1952 musste Tomasi aufgrund eines Autounfalles seine Dirigiertätigkeit mehrere Monate unterbrechen. Ebenfalls 1952 wurde er von der Organisation SACEM mit dem Grand Prix de la Musique française ausgezeichnet. 1956 entstand das Klarinettenkonzert und das Posaunenkonzert. Im selben Jahr fand die szenische Uraufführung der Oper Don Juan de Manara in München statt, die konzertant schon Jahre zuvor in Paris gespielt und aufgezeichnet worden war. Daneben festigten L’Atlantide und die komische Oper Le Testament di Pere Gaucher seinen Ruf als Opernkomponist. 1957 beendete Tomasi wegen gesundheitlicher Probleme (u. a. einer Ertaubung des rechten Ohrs) seine Dirigiertätigkeit. 1966 hob Jean-Pierre Rampal als Solist das Flötenkonzert "Printemps" aus der Taufe. In Tomasis letzter Schaffensphase rückte die Kritik an politischen und sozialen Missständen in den Vordergrund, und es entstanden Werke wie die Symphonie du Tiers-Monde ("Dritte-Welt-Sinfonie") und Chant pour le Vietnam. 1969 führte Tomasi eine Reihe autobiographischer Interviews mit seinem Sohn Claude, die auf Tonband aufgezeichnet wurden ("Autobiographie au magnétophone"). Während sich seine Gesundheit verschlechterte, begann er mit einer Opernfassung des Hamlet-Stoffes.

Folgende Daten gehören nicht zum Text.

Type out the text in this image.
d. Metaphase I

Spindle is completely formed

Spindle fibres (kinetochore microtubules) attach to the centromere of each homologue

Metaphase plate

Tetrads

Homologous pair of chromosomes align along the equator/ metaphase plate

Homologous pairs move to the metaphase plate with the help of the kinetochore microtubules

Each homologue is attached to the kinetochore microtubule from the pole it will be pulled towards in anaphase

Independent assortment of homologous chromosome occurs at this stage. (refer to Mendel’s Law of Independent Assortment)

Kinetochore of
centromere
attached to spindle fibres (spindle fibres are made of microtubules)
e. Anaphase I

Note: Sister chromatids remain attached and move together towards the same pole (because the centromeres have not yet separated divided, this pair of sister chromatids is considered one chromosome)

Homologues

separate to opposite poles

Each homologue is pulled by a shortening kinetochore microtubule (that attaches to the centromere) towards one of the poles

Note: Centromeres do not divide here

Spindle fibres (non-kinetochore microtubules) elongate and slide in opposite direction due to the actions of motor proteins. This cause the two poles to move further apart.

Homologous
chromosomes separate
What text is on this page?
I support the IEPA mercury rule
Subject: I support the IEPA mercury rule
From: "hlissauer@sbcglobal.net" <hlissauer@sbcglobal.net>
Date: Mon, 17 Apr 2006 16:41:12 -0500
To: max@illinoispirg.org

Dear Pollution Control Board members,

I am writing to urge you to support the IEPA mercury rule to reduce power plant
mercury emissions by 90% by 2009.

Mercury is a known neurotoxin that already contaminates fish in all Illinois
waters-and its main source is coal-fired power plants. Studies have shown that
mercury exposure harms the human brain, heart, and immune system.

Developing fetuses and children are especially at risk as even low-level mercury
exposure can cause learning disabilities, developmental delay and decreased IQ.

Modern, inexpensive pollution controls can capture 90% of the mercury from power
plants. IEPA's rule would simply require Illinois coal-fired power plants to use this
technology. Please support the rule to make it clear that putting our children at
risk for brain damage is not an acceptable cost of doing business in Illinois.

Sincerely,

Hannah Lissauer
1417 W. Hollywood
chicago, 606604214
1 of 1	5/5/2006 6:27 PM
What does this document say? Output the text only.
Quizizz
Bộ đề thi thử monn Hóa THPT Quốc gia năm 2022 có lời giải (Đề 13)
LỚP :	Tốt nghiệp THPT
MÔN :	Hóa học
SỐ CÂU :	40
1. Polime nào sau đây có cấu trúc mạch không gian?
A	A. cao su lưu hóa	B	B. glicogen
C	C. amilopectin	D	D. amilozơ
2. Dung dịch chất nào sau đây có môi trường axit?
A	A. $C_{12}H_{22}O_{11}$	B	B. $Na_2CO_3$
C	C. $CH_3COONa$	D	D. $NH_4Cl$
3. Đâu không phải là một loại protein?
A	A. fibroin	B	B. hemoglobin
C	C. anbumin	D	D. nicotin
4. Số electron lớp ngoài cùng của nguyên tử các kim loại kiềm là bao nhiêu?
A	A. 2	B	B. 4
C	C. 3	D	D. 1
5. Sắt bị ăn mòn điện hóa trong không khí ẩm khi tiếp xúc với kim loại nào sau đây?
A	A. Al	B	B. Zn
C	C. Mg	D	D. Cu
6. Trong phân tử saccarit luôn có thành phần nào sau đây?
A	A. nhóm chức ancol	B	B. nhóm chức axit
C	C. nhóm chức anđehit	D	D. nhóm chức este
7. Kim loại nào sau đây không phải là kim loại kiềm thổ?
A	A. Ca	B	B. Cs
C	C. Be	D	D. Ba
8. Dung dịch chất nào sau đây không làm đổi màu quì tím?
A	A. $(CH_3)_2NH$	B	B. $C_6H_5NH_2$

Im Januar 1971 verstarb Henri Tomasi in seinem Appartement im Pariser Stadtteil Montmartre und wurde im Familiengrab seiner Frau in Avignon beerdigt. Anlässlich des 100. Geburtstages von Tomasi wurden seine sterblichen Überreste in die Heimat seiner Vorfahren, nach Penta-di-Casinca auf Korsika, überführt.

Werk

Als Komponist fühlte sich Tomasi stark vom Theater angezogen. So schrieb er zahlreiche Opern und Ballettmusiken. Im Bereich der Instrumentalmusik bevorzugte er Blasinstrumente und komponierte Solokonzerte für Flöte, Klarinette, Saxophon, Fagott, Trompete, Oboe, Horn und Posaune, außerdem für Violine und Bratsche. Weiterhin schrieb er Kammermusik und einige geistliche Werke.

Tomasis Musik zeigt neben dem Einfluss seiner französischen Zeitgenossen (Neoklassizismus) Anleihen höchst unterschiedlicher Musiktraditionen. Elemente der Volksmusik aus Korsika und der Provence treten neben exotische Klänge aus Kambodscha, Laos, der Sahara und Tahiti. Er griff aber auch auf die Musik des Mittelalters, speziell die Gregorianik zurück. Zuweilen bediente er sich einer persönlich geprägten Form der Zwölftontechnik. Tomasi selbst äußerte: "Obwohl ich der Verwendung der meisten modernen Ausdrucksformen nicht aus dem Weg gegangen bin, bin ich doch im Inneren stets Melodiker geblieben. Ich kann Systeme und Sektierertum nicht ausstehen. Ich schreibe für ein großes Publikum. Musik, die nicht von Herzen kommt, ist keine Musik."